DAYANIŞMA VE BİRLİKTELİĞİN OLDUĞU BİR AVRUPA


Dünyanın güçlü bir Avrupa'ya ihtiyacı olduğunu vurgulayan Babacan, "Ama sadece güçlü bir Avrupa'ya değil. Temsil gücü daha yüksek, daha katılımcı, her ülkenin kendi ulusal çıkarlarının peşinde koşmayıp, gerçek anlamda kendi aralarında dayanışma ve birlikteliğin olduğu bir Avrupa. Genişlemeye devam eden bir AB. Dışa açık, temel değerler ve idealler etrafında bütünleşmiş, din, dil ayrımı yapmayan, sadece ortak değerler etrafında buluşmuş bir Avrupa. Böyle bir Avrupa'ya dünyanın ihtiyacı olduğunu düşünüyoruz. Zaten Türkiye, AB sürecine hala devam ediyorsa, hala o hedefi varsa, stratejik olarak bunun doğru olduğuna inandığımız için" diye konuştu.


YENİ YILDA 3 YENİ UYGULAMA


Babacan, bu yıl yenilik olarak uygulamaya koyacakları üç önemli alan bulunduğunu, bu üç alandan birinin devletin çıkaracağı kira sertifikaları olduğunu anlatarak, şunları söyledi:

"2012 yılında devletin çıkaracağı kira sertifikalarının yeni bir piyasa enstrümanı olarak devreye girmesini istiyoruz. Bununla ilgili yasal düzenleme ve arkadan ilk uygulamaların bu yıl içinde gerçekleşmesini hedefliyoruz. İkinci önemli konu, henüz halka açılma aşamasına gelmeyen firmalarımızın biraz dışarıyla, yatırımcılarla muhatap olmaya başlaması, kurumlaşması, şeffaflaşması amacıyla bir ilk aşama var. Bu da dünyada gittikçe yaygınlaşıyor. Bu, ilk aşamada melek yatırımcılarla yeni girişimleri buluşturan bir düzenleme. Bununla ilgili bazı bakanlıklarımızda hazırlıklar var. Ayrıca Hazine Müsteşarlığı, SPK'nın hazırlıkları var. Biz bu hazırlıklar biraz daha olgunlaştıktan sonra kurumlarımızı, bakanlıklarımızı bir araya getireceğiz ve bununla ilgili düzenlemelerimizi yapacağız. Belki devletin de ilk aşamada, ilk start verme aşamasında belli ölçülerde içinde olacağı bir mekanizmayı kurmuş olacağız."

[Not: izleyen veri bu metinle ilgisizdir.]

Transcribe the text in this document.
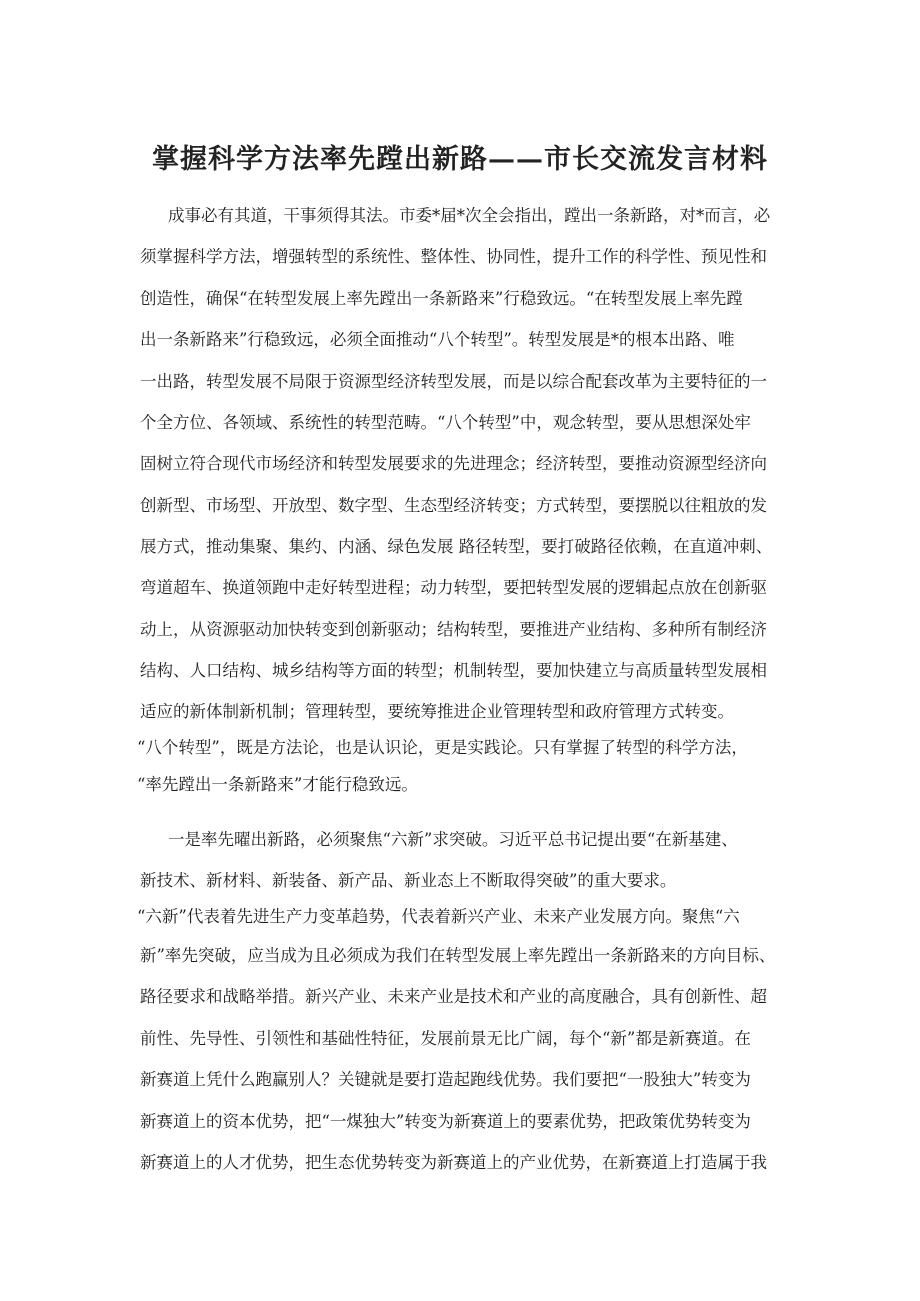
掌握科学方法率先蹚出新路——市长交流发言材料
成事必有其道，干事须得其法。市委*届*次全会指出，蹚出一条新路，对*而言，必
须掌握科学方法，增强转型的系统性、整体性、协同性，提升工作的科学性、预见性和
创造性，确保“在转型发展上率先蹚出一条新路来”行稳致远。“在转型发展上率先蹚
出一条新路来”行稳致远，必须全面推动“八个转型”。转型发展是*的根本出路、唯
一出路，转型发展不局限于资源型经济转型发展，而是以综合配套改革为主要特征的一
个全方位、各领域、系统性的转型范畴。“八个转型”中，观念转型，要从思想深处牢
固树立符合现代市场经济和转型发展要求的先进理念；经济转型，要推动资源型经济向
创新型、市场型、开放型、数字型、生态型经济转变；方式转型，要摆脱以往粗放的发
展方式，推动集聚、集约、内涵、绿色发展 路径转型，要打破路径依赖，在直道冲刺、
弯道超车、换道领跑中走好转型进程；动力转型，要把转型发展的逻辑起点放在创新驱
动上，从资源驱动加快转变到创新驱动；结构转型，要推进产业结构、多种所有制经济
结构、人口结构、城乡结构等方面的转型；机制转型，要加快建立与高质量转型发展相
适应的新体制新机制；管理转型，要统筹推进企业管理转型和政府管理方式转变。
“八个转型”，既是方法论，也是认识论，更是实践论。只有掌握了转型的科学方法，
“率先蹚出一条新路来”才能行稳致远。
一是率先曜出新路，必须聚焦“六新”求突破。习近平总书记提出要“在新基建、
新技术、新材料、新装备、新产品、新业态上不断取得突破”的重大要求。
“六新”代表着先进生产力变革趋势，代表着新兴产业、未来产业发展方向。聚焦“六
新”率先突破，应当成为且必须成为我们在转型发展上率先蹚出一条新路来的方向目标、
路径要求和战略举措。新兴产业、未来产业是技术和产业的高度融合，具有创新性、超
前性、先导性、引领性和基础性特征，发展前景无比广阔，每个“新”都是新赛道。在
新赛道上凭什么跑赢别人？关键就是要打造起跑线优势。我们要把“一股独大”转变为
新赛道上的资本优势，把“一煤独大”转变为新赛道上的要素优势，把政策优势转变为
新赛道上的人才优势，把生态优势转变为新赛道上的产业优势，在新赛道上打造属于我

GİRİŞİM SERMAYESİNİN GELİŞMESİ


Türkiye'de girişim sermayesinin gelişmesi konusunu da değerlendiren Babacan, "Bugüne kadarki sürece baktığımızda bu alanın da fazla gelişmediğini görüyoruz. Girişim sermayesi konusunda yine devletin sadece başlangıç aşamasında ve ölçülü bir şekilde işin içinde olduğu ama daha sonra devreden çıkacağı ki, onun da başını, sonunu çok iyi tanımlayacağız, öyle ucu açık olmayacak. Sadece işin başlangıcında filizlenmesinde biraz yardımcı olmak, biraz devreye girmek, ondan sonra artık kendi ayakları üzerinde yürümeye başlayınca hemen geri çekilmek ve piyasayı kendi dengeleri içinde bırakmak. Bununla ilgili yine bir çalışmamız var. Farklı kurumlarımızda, farklı hazırlıklar söz konusu. Bunların hepsini bir araya getirip tek bir politika, tek bir düzenlemeyle bunu da devreye sokmuş olacağız" dedi.